To be fully Australian is to embody a sense of egalitarianism in our political system. It is to bring back into play the idea of a social contract as the defining quality of fairness. It is to lift ‘mateship’ from being exclusive to inclusive. It is to embrace others for their in principle equal potential as we wish to be embraced for ours.
These are the better qualities of being Australian. These are also the qualities implied in becoming a republic.
The simple question that Australia has before it, as a nation, is do Australians want a citizen of another country as its head of state? To say that this matter is unimportant is to continue and entrench the political passivity that has increasingly afflicted and diminished Australia’s democracy. To say that it is important, to take ownership of the decision and to act on it is a mark of enhancing citizenship, and of strengthening Australia’s democracy.

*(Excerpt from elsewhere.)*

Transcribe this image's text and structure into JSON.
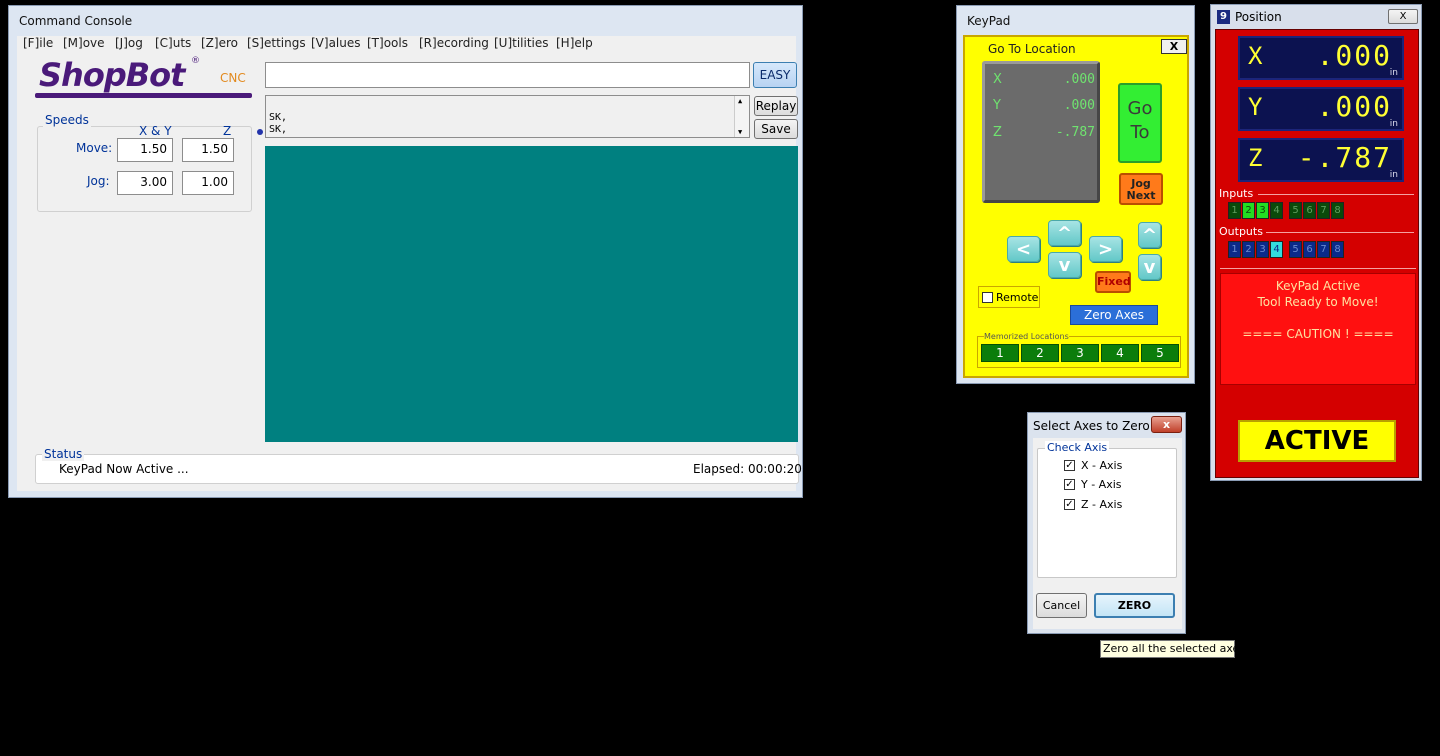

The question is, perhaps, less whether Australia will become a republic, but when? But eventually – hopefully sooner rather than later – Australians will choose to become a republic and, by doing so, to take responsibility for their political decisions, to participate in political life, and become active citizens. This will be their ‘republican virtue’.
To be fully Australian, to be the best iteration of the idea of Australia, Australia must become a republic. It is from this that Australia can be a better, fairer country, that more honestly represents the cultural claims of its citizens, and which completes the political project which gave rise to the aspirations for an Australian democracy.